Bonn a été le théâtre d’une réflexion approfondie sur l’unité allemande, 35 ans après la réunification et 70 ans après l’adhésion de l’Allemagne à l’OTAN. Le Forum de Bonn, organisé par la Fondation Konrad Adenauer, a mis en lumière les défis persistants et les nouvelles menaces qui pèsent sur la démocratie et la sécurité en Europe.
Selon le président du Bundestag et de la Fondation Konrad Adenauer (KAS), le Dr Norbert Lammert, il est prématuré de considérer l’unité allemande comme acquise. « 35 ans d’unité allemande suffisent pour que nous puissions percevoir cet état comme normal, mais cette condition n’est pas bien sûr », a-t-il déclaré. Il a souligné l’importance cruciale de la décision de Konrad Adenauer d’ancrer la République fédérale dans le camp occidental, une condition sine qua non de la réunification.
Le forum a également examiné l’évolution du paysage démocratique mondial. L’ancien président du Bundestag a constaté une diminution du nombre de démocraties libres ces 35 dernières années, citant même les États-Unis, qui pourraient, selon lui, s’éloigner de ce cercle à l’occasion de leur 250e anniversaire d’indépendance, en raison de l’engagement de la Garde nationale dans certaines villes.
Au-delà de l’Atlantique, des signaux d’alerte sont apparus, comme les intrusions de drones dans les aéroports ou les violations de l’espace aérien estonien par des avions russes. Nathanael Liminski, ministre des Affaires fédérales et européennes, internationales et médiatiques de Rhénanie-du-Nord-Westphalie, a averti que « nous sommes depuis longtemps dans une guerre hybride » et que « notre société est testée à plusieurs reprises pour sa vulnérabilité ». Il a insisté sur la nécessité pour la politique de communiquer clairement à la population les raisons de la vigilance, sans pour autant semer la panique. « Beaucoup avant 1990 sera à nouveau une réalité », a-t-il prédit.
M. Liminski a plaidé pour une coopération européenne renforcée, notamment dans des domaines clés tels que la cyberdéfense et la défense antimissile. « Nous n’avons pas à continuer de faire face à des chevaux morts dans l’armure, mais nous pouvons développer, les procurer et les appliquer ensemble », a-t-il déclaré, soulignant l’importance du courage politique pour mener à bien cette ambition.
Le professeur Dr.
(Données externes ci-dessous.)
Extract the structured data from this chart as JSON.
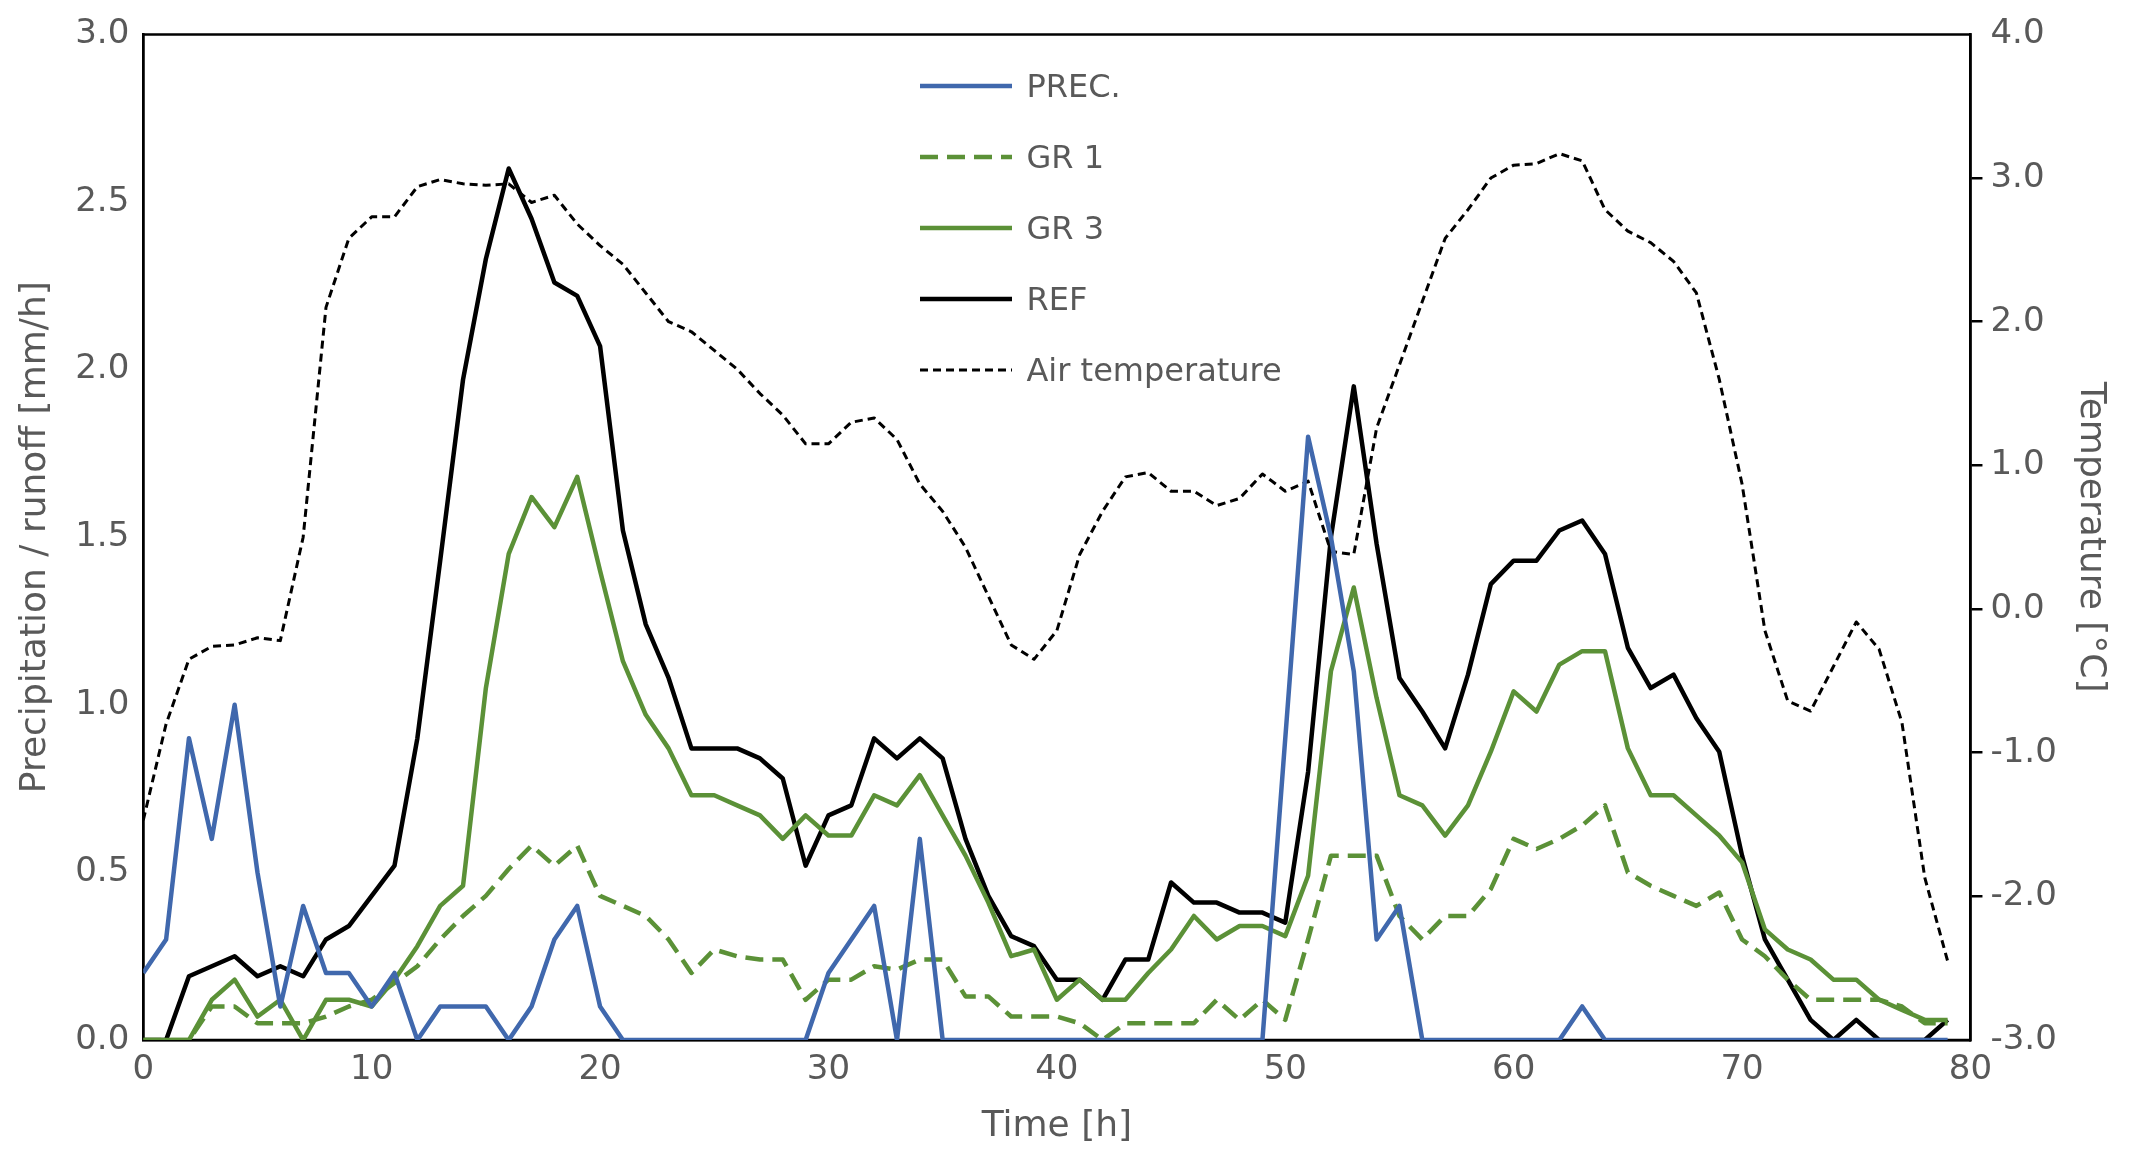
{
  "chart_data": {
    "type": "line",
    "xlabel": "Time [h]",
    "ylabel": "Precipitation / runoff [mm/h]",
    "y2label": "Temperature [°C]",
    "x": [
      0,
      1,
      2,
      3,
      4,
      5,
      6,
      7,
      8,
      9,
      10,
      11,
      12,
      13,
      14,
      15,
      16,
      17,
      18,
      19,
      20,
      21,
      22,
      23,
      24,
      25,
      26,
      27,
      28,
      29,
      30,
      31,
      32,
      33,
      34,
      35,
      36,
      37,
      38,
      39,
      40,
      41,
      42,
      43,
      44,
      45,
      46,
      47,
      48,
      49,
      50,
      51,
      52,
      53,
      54,
      55,
      56,
      57,
      58,
      59,
      60,
      61,
      62,
      63,
      64,
      65,
      66,
      67,
      68,
      69,
      70,
      71,
      72,
      73,
      74,
      75,
      76,
      77,
      78,
      79
    ],
    "xlim": [
      0,
      80
    ],
    "xticks": [
      0,
      10,
      20,
      30,
      40,
      50,
      60,
      70,
      80
    ],
    "ylim": [
      0,
      3
    ],
    "yticks": [
      {
        "value": 0,
        "label": "0.0"
      },
      {
        "value": 0.5,
        "label": "0.5"
      },
      {
        "value": 1,
        "label": "1.0"
      },
      {
        "value": 1.5,
        "label": "1.5"
      },
      {
        "value": 2,
        "label": "2.0"
      },
      {
        "value": 2.5,
        "label": "2.5"
      },
      {
        "value": 3,
        "label": "3.0"
      }
    ],
    "y2lim": [
      -3,
      4
    ],
    "y2ticks": [
      {
        "value": -3,
        "label": "-3.0"
      },
      {
        "value": -2,
        "label": "-2.0"
      },
      {
        "value": -1,
        "label": "-1.0"
      },
      {
        "value": 0,
        "label": "0.0"
      },
      {
        "value": 1,
        "label": "1.0"
      },
      {
        "value": 2,
        "label": "2.0"
      },
      {
        "value": 3,
        "label": "3.0"
      },
      {
        "value": 4,
        "label": "4.0"
      }
    ],
    "grid": false,
    "legend": "top",
    "marker": "none",
    "series": [
      {
        "name": "PREC.",
        "color": "#4068ad",
        "line_style": "solid",
        "values": [
          0.2,
          0.3,
          0.9,
          0.6,
          1.0,
          0.5,
          0.1,
          0.4,
          0.2,
          0.2,
          0.1,
          0.2,
          0,
          0.1,
          0.1,
          0.1,
          0,
          0.1,
          0.3,
          0.4,
          0.1,
          0,
          0,
          0,
          0,
          0,
          0,
          0,
          0,
          0,
          0.2,
          0.3,
          0.4,
          0,
          0.6,
          0,
          0,
          0,
          0,
          0,
          0,
          0,
          0,
          0,
          0,
          0,
          0,
          0,
          0,
          0,
          0.9,
          1.8,
          1.5,
          1.1,
          0.3,
          0.4,
          0,
          0,
          0,
          0,
          0,
          0,
          0,
          0.1,
          0,
          0,
          0,
          0,
          0,
          0,
          0,
          0,
          0,
          0,
          0,
          0,
          0,
          0,
          0,
          0
        ]
      },
      {
        "name": "GR 1",
        "color": "#5b9137",
        "line_style": "dashed",
        "values": [
          0,
          0,
          0,
          0.1,
          0.1,
          0.05,
          0.05,
          0.05,
          0.07,
          0.1,
          0.12,
          0.17,
          0.22,
          0.3,
          0.37,
          0.43,
          0.51,
          0.58,
          0.52,
          0.58,
          0.43,
          0.4,
          0.37,
          0.3,
          0.2,
          0.27,
          0.25,
          0.24,
          0.24,
          0.12,
          0.18,
          0.18,
          0.22,
          0.21,
          0.24,
          0.24,
          0.13,
          0.13,
          0.07,
          0.07,
          0.07,
          0.05,
          0,
          0.05,
          0.05,
          0.05,
          0.05,
          0.12,
          0.06,
          0.12,
          0.06,
          0.3,
          0.55,
          0.55,
          0.55,
          0.37,
          0.3,
          0.37,
          0.37,
          0.45,
          0.6,
          0.57,
          0.6,
          0.64,
          0.7,
          0.5,
          0.46,
          0.43,
          0.4,
          0.44,
          0.3,
          0.25,
          0.18,
          0.12,
          0.12,
          0.12,
          0.12,
          0.1,
          0.05,
          0.05
        ]
      },
      {
        "name": "GR 3",
        "color": "#5b9137",
        "line_style": "solid",
        "values": [
          0,
          0,
          0,
          0.12,
          0.18,
          0.07,
          0.12,
          0,
          0.12,
          0.12,
          0.1,
          0.18,
          0.28,
          0.4,
          0.46,
          1.05,
          1.45,
          1.62,
          1.53,
          1.68,
          1.4,
          1.13,
          0.97,
          0.87,
          0.73,
          0.73,
          0.7,
          0.67,
          0.6,
          0.67,
          0.61,
          0.61,
          0.73,
          0.7,
          0.79,
          0.67,
          0.55,
          0.41,
          0.25,
          0.27,
          0.12,
          0.18,
          0.12,
          0.12,
          0.2,
          0.27,
          0.37,
          0.3,
          0.34,
          0.34,
          0.31,
          0.49,
          1.1,
          1.35,
          1.02,
          0.73,
          0.7,
          0.61,
          0.7,
          0.86,
          1.04,
          0.98,
          1.12,
          1.16,
          1.16,
          0.87,
          0.73,
          0.73,
          0.67,
          0.61,
          0.53,
          0.33,
          0.27,
          0.24,
          0.18,
          0.18,
          0.12,
          0.09,
          0.06,
          0.06
        ]
      },
      {
        "name": "REF",
        "color": "#000000",
        "line_style": "solid",
        "values": [
          0,
          0,
          0.19,
          0.22,
          0.25,
          0.19,
          0.22,
          0.19,
          0.3,
          0.34,
          0.43,
          0.52,
          0.9,
          1.43,
          1.97,
          2.33,
          2.6,
          2.45,
          2.26,
          2.22,
          2.07,
          1.52,
          1.24,
          1.08,
          0.87,
          0.87,
          0.87,
          0.84,
          0.78,
          0.52,
          0.67,
          0.7,
          0.9,
          0.84,
          0.9,
          0.84,
          0.6,
          0.43,
          0.31,
          0.28,
          0.18,
          0.18,
          0.12,
          0.24,
          0.24,
          0.47,
          0.41,
          0.41,
          0.38,
          0.38,
          0.35,
          0.8,
          1.5,
          1.95,
          1.48,
          1.08,
          0.98,
          0.87,
          1.09,
          1.36,
          1.43,
          1.43,
          1.52,
          1.55,
          1.45,
          1.17,
          1.05,
          1.09,
          0.96,
          0.86,
          0.55,
          0.3,
          0.18,
          0.06,
          0,
          0.06,
          0,
          0,
          0,
          0.06
        ]
      },
      {
        "name": "Air temperature",
        "color": "#000000",
        "line_style": "dotted",
        "axis": "y2",
        "values": [
          -1.47,
          -0.8,
          -0.35,
          -0.26,
          -0.25,
          -0.2,
          -0.22,
          0.5,
          2.1,
          2.58,
          2.73,
          2.73,
          2.94,
          2.99,
          2.96,
          2.95,
          2.96,
          2.83,
          2.88,
          2.68,
          2.53,
          2.4,
          2.2,
          2.0,
          1.93,
          1.8,
          1.67,
          1.5,
          1.35,
          1.15,
          1.15,
          1.3,
          1.33,
          1.18,
          0.87,
          0.68,
          0.43,
          0.09,
          -0.25,
          -0.35,
          -0.15,
          0.38,
          0.68,
          0.92,
          0.95,
          0.82,
          0.82,
          0.72,
          0.77,
          0.94,
          0.82,
          0.89,
          0.4,
          0.38,
          1.26,
          1.7,
          2.14,
          2.58,
          2.78,
          3.0,
          3.09,
          3.1,
          3.17,
          3.12,
          2.78,
          2.63,
          2.55,
          2.42,
          2.2,
          1.6,
          0.87,
          -0.15,
          -0.64,
          -0.71,
          -0.4,
          -0.09,
          -0.28,
          -0.79,
          -1.87,
          -2.45
        ]
      }
    ]
  }
}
Dominik Geppert, spécialiste de l’histoire du XIXe et XXe siècle à l’Université de Potsdam, a rappelé que l’Europe a longtemps délégué sa défense à d’autres. Face aux fluctuations de la relation transatlantique, il a identifié trois options pour l’Allemagne : une orientation vers l’Est, un renforcement des liens avec l’Ouest, ou la construction d’un centre européen fort, la combinaison des deux dernières étant, selon lui, la solution idéale.
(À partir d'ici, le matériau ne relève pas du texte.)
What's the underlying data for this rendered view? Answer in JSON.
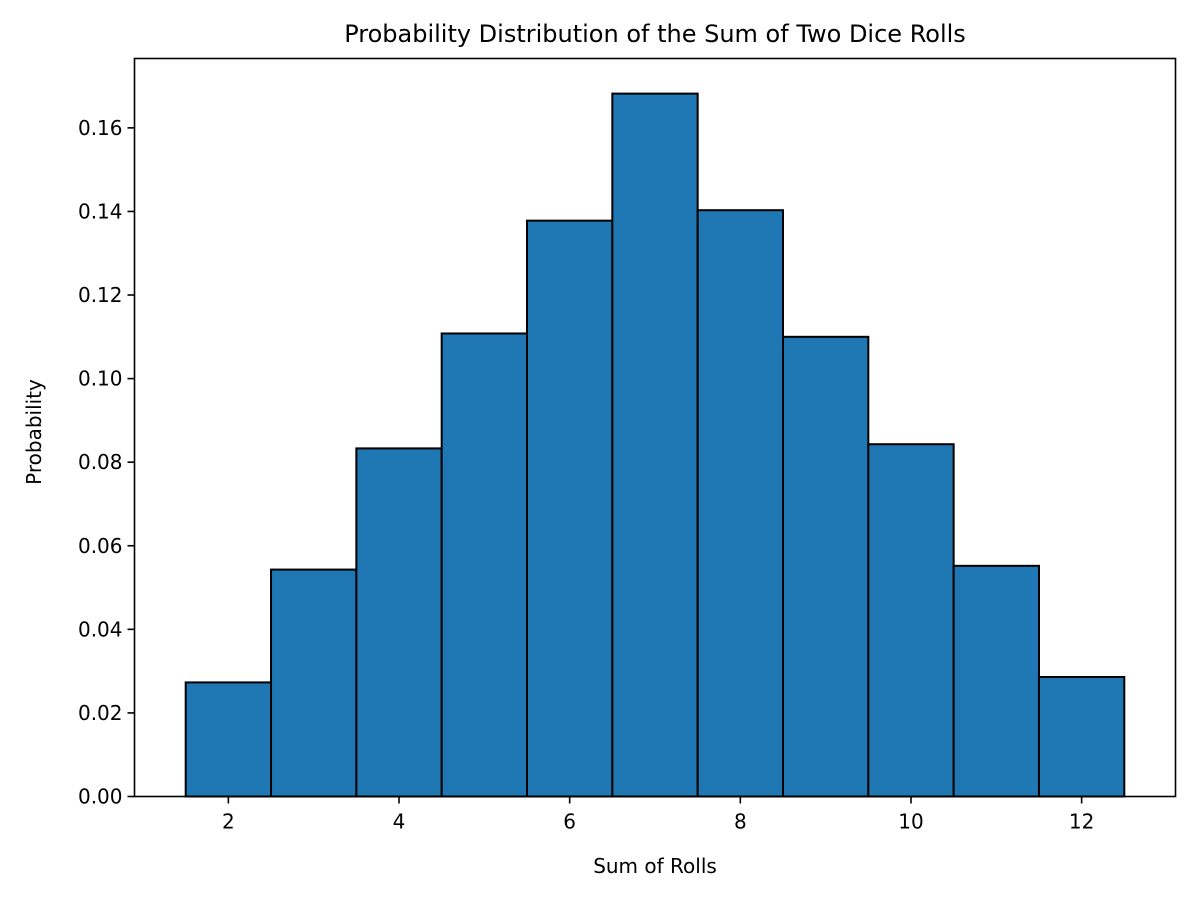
{
  "chart_data": {
    "type": "bar",
    "title": "Probability Distribution of the Sum of Two Dice Rolls",
    "xlabel": "Sum of Rolls",
    "ylabel": "Probability",
    "categories": [
      2,
      3,
      4,
      5,
      6,
      7,
      8,
      9,
      10,
      11,
      12
    ],
    "values": [
      0.0273,
      0.0543,
      0.0833,
      0.1108,
      0.1378,
      0.1682,
      0.1403,
      0.11,
      0.0843,
      0.0552,
      0.0286
    ],
    "bin_width": 1,
    "xlim": [
      0.9,
      13.1
    ],
    "ylim": [
      0,
      0.1766
    ],
    "x_ticks": [
      2,
      4,
      6,
      8,
      10,
      12
    ],
    "y_ticks": [
      0.0,
      0.02,
      0.04,
      0.06,
      0.08,
      0.1,
      0.12,
      0.14,
      0.16
    ],
    "y_tick_labels": [
      "0.00",
      "0.02",
      "0.04",
      "0.06",
      "0.08",
      "0.10",
      "0.12",
      "0.14",
      "0.16"
    ],
    "x_tick_labels": [
      "2",
      "4",
      "6",
      "8",
      "10",
      "12"
    ],
    "bar_color": "#1f77b4",
    "bar_edge_color": "#000000",
    "grid": false,
    "legend": "none"
  }
}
Le forum a également été l’occasion d’entendre le point de vue de Marion Sendker, journaliste spécialisée dans le monde turc, et de l’écrivain Iris Wolff, lauréate du prix littéraire de la Fondation Konrad Adenauer.
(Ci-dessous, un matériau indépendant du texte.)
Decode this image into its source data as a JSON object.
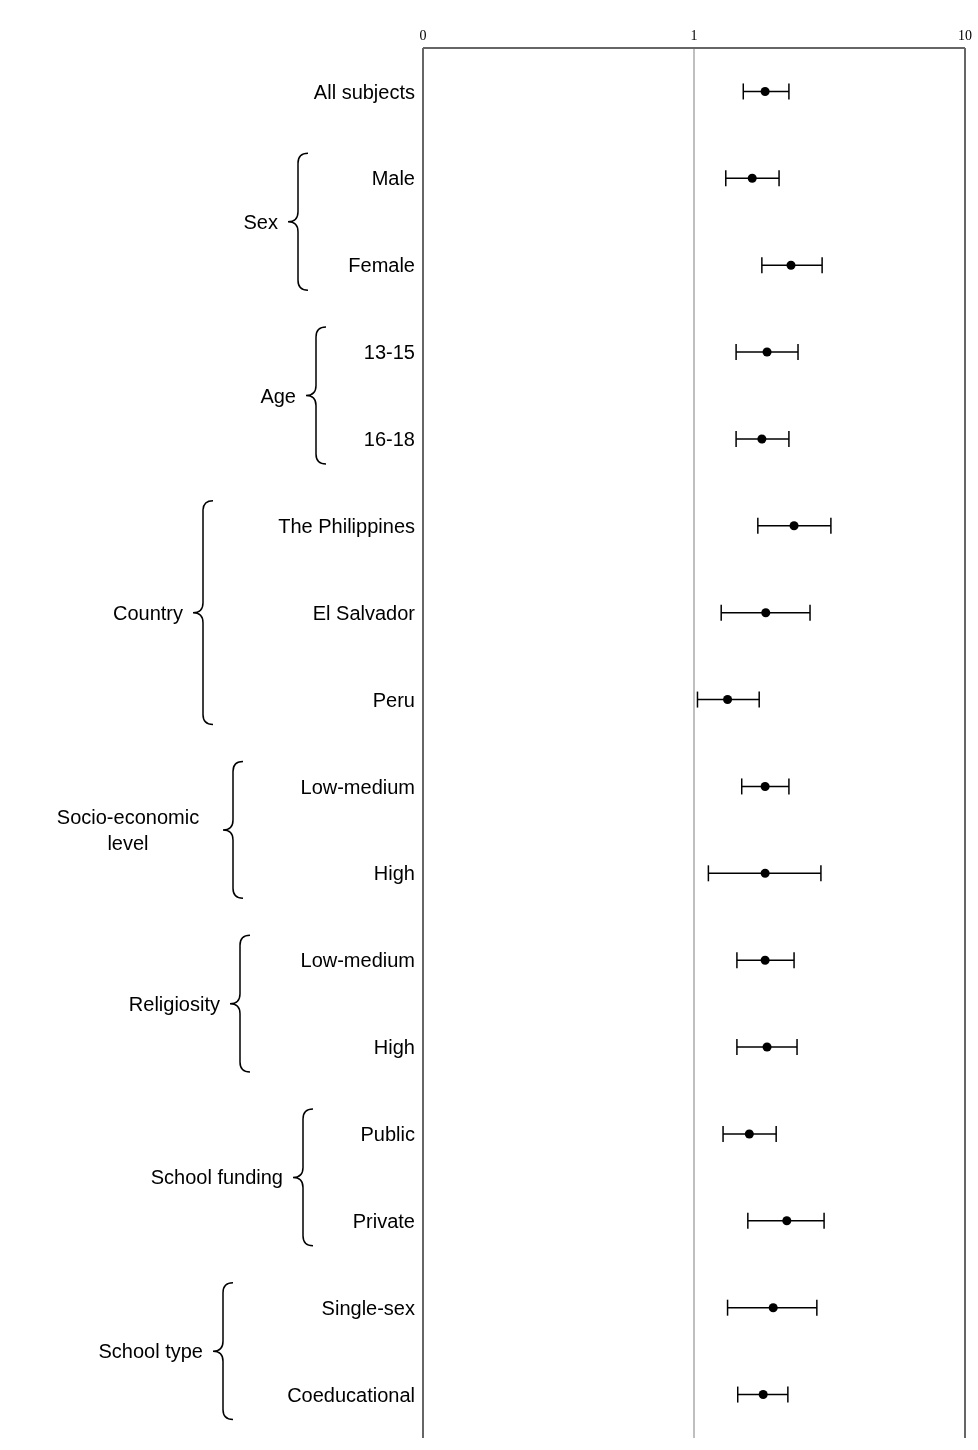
{
  "chart_data": {
    "type": "scatter",
    "categories": [
      "All subjects",
      "Male",
      "Female",
      "13-15",
      "16-18",
      "The Philippines",
      "El Salvador",
      "Peru",
      "Low-medium",
      "High",
      "Low-medium",
      "High",
      "Public",
      "Private",
      "Single-sex",
      "Coeducational"
    ],
    "series": [
      {
        "color": "#000000",
        "values": [
          1.83,
          1.64,
          2.28,
          1.86,
          1.78,
          2.34,
          1.84,
          1.33,
          1.83,
          1.83,
          1.83,
          1.86,
          1.6,
          2.2,
          1.96,
          1.8
        ],
        "errors": [
          [
            1.52,
            2.24
          ],
          [
            1.31,
            2.06
          ],
          [
            1.78,
            2.97
          ],
          [
            1.43,
            2.42
          ],
          [
            1.43,
            2.24
          ],
          [
            1.72,
            3.2
          ],
          [
            1.26,
            2.68
          ],
          [
            1.03,
            1.74
          ],
          [
            1.5,
            2.24
          ],
          [
            1.13,
            2.94
          ],
          [
            1.44,
            2.34
          ],
          [
            1.44,
            2.4
          ],
          [
            1.28,
            2.01
          ],
          [
            1.58,
            3.02
          ],
          [
            1.33,
            2.84
          ],
          [
            1.45,
            2.22
          ]
        ]
      }
    ],
    "xlim": [
      0.1,
      10
    ],
    "xticks": [
      {
        "value": 0.1,
        "label": "0"
      },
      1,
      10
    ],
    "log": "x",
    "ref_lines": [
      {
        "axis": "x",
        "value": 1,
        "color": "#aaaaaa"
      }
    ],
    "annotations": [
      "Sex",
      "Age",
      "Country",
      "Socio-economic level",
      "Religiosity",
      "School funding",
      "School type"
    ],
    "orientation": "horizontal",
    "marker": "circle",
    "grid": false
  }
}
Organisé chaque année à Bonn, dans l’ancienne salle plénière du Bundestag, le Forum de Bonn est devenu un événement majeur pour la commémoration de l’unité allemande. Il s’inscrit dans la continuité des « pourparlers d’eau » qui se tenaient dans ce même lieu de 1986 à 1992, lorsque le Bundestag y a pris des décisions cruciales concernant la réunification.
La Fondation Konrad Adenauer collabore régulièrement avec l’association des réservistes pour organiser des événements axés sur l’éducation aux politiques de sécurité.